When a service is really popular – but is not available as a native app – a public API is logical since the probability of having power users within the user base is high (it would actually be an interesting thing to estimate). Services like Twitter are a good example of this effect. The company released its API in 2006 and their first native app for iOS in 2010. The API allowed millions of applications (all platforms together) to be created, resulting in the fact that Twitter didn’t really create their native app, they allowed its existence. After “natural selection” aka users’ choice, they bought the most promising, saving time and dollars in developing, advertising, workforce, support, etc. I am not really sure that was a planned strategy, but it is not irrelevant to consider such an approach for a similar service. Instead of developing native apps internally, why not offer third parties some incentives to do it instead? It could be under the form of a direct incentive (affiliation model) or less direct, which is basically the model on which the current mobile OSes are based (i.e. come and make money within our ecosystem). Lastly, private companies offering API access are, with this move, also offering third parties an untold but critical incentive; the buyout.
Too good to be true
The problem in the above examples sits in the difficulty to grow a big enough user base, or attractive enough product to have all the advantages of a developer community.The apparent lack of real planning behind these examples is not there to help either. If Twitter released their API, it was not really because they wanted to avoid developing costs, it was just because they saw power users having fun with their product.
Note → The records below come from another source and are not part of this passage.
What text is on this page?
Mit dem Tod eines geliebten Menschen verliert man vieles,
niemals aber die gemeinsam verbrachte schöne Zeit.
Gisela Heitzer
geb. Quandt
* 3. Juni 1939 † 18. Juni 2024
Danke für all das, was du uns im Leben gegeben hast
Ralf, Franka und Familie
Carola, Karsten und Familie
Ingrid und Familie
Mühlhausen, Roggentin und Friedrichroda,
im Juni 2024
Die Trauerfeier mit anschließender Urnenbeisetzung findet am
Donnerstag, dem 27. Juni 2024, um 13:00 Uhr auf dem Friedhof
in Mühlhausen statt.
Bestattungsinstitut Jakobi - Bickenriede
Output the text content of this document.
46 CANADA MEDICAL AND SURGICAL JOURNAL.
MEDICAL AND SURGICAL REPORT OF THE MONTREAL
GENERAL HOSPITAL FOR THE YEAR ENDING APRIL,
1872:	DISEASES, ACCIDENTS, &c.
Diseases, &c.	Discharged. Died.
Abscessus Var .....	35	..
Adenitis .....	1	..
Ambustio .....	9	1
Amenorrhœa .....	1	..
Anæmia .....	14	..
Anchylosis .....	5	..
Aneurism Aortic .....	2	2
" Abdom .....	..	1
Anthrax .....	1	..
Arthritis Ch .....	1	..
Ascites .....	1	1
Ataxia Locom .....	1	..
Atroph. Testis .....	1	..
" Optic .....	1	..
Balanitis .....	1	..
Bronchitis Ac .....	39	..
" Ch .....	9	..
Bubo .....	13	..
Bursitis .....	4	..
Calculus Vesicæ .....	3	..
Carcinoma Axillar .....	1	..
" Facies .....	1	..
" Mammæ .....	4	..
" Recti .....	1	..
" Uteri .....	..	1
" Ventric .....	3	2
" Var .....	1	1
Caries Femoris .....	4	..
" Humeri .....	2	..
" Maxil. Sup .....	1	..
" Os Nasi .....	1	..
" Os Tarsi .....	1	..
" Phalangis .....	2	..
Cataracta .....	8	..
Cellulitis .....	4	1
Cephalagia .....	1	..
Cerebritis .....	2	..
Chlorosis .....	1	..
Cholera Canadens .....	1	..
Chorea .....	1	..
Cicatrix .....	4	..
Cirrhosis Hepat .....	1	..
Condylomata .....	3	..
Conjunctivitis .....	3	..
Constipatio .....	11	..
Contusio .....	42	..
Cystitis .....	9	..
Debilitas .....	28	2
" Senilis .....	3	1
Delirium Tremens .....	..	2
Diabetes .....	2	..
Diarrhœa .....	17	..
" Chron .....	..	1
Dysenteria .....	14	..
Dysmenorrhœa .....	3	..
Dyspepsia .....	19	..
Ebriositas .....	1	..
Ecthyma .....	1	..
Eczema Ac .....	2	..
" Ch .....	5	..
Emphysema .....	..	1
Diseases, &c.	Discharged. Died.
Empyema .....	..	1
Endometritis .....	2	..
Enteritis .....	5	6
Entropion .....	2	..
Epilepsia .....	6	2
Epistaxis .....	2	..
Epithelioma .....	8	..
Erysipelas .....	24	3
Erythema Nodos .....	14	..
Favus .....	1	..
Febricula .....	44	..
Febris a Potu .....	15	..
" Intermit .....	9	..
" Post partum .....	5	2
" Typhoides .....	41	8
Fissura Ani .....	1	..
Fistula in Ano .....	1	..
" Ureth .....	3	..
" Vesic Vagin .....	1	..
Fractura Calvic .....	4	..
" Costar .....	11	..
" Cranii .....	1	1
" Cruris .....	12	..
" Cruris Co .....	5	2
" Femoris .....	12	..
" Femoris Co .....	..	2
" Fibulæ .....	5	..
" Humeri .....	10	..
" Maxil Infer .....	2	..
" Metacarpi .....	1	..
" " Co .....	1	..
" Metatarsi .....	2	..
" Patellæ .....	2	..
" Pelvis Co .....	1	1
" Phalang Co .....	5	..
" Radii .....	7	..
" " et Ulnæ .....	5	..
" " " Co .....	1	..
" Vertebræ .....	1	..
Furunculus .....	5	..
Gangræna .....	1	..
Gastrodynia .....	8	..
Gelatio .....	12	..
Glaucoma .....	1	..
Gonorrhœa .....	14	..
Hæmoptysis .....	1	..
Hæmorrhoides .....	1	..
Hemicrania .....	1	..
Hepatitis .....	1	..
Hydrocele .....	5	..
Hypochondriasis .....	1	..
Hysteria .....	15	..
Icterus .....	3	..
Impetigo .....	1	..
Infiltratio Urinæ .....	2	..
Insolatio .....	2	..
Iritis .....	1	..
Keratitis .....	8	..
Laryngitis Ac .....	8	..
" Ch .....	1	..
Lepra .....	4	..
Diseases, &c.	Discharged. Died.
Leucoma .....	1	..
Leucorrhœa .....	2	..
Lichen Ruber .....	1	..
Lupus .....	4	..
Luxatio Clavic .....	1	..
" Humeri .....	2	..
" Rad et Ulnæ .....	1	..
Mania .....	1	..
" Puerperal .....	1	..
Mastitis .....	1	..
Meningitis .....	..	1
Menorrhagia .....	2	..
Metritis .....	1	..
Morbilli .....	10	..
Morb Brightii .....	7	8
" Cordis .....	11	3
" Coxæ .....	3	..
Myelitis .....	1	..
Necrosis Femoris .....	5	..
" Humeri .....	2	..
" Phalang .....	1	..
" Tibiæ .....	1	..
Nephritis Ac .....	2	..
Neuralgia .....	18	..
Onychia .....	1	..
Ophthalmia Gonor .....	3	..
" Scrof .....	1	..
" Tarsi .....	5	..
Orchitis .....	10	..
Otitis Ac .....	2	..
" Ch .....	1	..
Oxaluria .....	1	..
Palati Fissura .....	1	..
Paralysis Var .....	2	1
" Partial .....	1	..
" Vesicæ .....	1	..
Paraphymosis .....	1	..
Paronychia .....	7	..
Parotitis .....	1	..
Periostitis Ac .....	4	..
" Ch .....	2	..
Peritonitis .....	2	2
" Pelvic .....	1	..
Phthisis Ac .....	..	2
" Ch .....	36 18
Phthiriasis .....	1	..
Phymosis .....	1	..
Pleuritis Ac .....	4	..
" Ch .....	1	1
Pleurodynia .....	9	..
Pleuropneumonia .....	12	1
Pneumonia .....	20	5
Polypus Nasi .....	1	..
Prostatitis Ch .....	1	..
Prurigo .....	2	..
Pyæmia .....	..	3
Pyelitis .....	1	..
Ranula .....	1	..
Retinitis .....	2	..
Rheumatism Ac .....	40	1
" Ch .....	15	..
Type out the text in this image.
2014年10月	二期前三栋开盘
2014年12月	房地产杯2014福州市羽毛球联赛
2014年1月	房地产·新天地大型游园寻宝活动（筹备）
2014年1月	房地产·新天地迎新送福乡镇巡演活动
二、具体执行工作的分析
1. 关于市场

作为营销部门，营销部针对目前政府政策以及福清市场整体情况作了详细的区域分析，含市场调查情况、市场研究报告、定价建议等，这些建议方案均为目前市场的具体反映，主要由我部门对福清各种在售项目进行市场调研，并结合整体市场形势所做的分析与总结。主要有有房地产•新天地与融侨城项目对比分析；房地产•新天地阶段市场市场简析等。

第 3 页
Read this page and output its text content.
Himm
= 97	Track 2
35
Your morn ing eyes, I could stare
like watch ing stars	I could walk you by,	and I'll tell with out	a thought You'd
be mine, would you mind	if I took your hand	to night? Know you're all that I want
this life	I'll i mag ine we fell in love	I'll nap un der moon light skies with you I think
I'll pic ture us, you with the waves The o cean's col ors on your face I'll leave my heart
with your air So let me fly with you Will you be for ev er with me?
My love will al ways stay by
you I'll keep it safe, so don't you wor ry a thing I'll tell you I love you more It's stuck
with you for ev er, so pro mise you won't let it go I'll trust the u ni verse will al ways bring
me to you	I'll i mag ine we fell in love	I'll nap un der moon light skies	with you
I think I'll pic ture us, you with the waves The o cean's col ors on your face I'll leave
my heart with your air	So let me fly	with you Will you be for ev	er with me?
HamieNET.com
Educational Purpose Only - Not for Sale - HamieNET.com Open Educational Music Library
“Some smart folks out there on the that series of tubes we call the Internet have been putting together interesting projects like this map and this page without any help from us so we thought it was high time to release an API.” blog.twitter.com
It is hard to imagine an unknown company offering an API from the beginning of its existence, in the hope that some developers will do all the work for them. This doesn’t really make sense indeed. Not to mention that offering an API, maintaining it alongside with a documentation as well as dealing with community management are not minor duties. It is also very unlikely for some verticals to adopt such a strategy due to the nature of their product (banking, betting, eCommerce) or if their main product needs to be a native app (gaming, media editing, etc).
It is more true everyday: mobile web has a lot of advantages over native apps, especially for content consumption. Facebook native apps demonstrate this situation, since they are so painful to use, according to a majority of their users and testers. Some of the former will rely on mobile web or native clients such as Friendcaster to have a better and faster Facebook experience. It wouldn’t be too surprising if Facebook were to acquire a successful third party client, whether for Zuck to use its popularity to enhance the social network native offering, or for Facebook to fully control their mobile presence with the objective to monetize it more efficiently – or at least start doing so.
Facebook, Twitter. Using these two as an example to validate the mobile web + API approach is certainly not perfect, and even if I’m still trying to find more examples, I believe the TFL one is a decent proof of concept. Because public transport are by definition mainstream, the popularity of the TFL data is not shocking, and London is surely not the only area in the world offering access to its transit data feeds. It proves that mobile web is definitely the quickest way for a service to push a minimum viable product to market, as long as the product in question doesn’t need deep integration with mobile OSes.
Using a mobile web + API strategy has probably been a great way for some to extend their native presence, but the lack of positive examples I could find is not really confirming the viability of this approach. The good news is : I haven’t looked properly.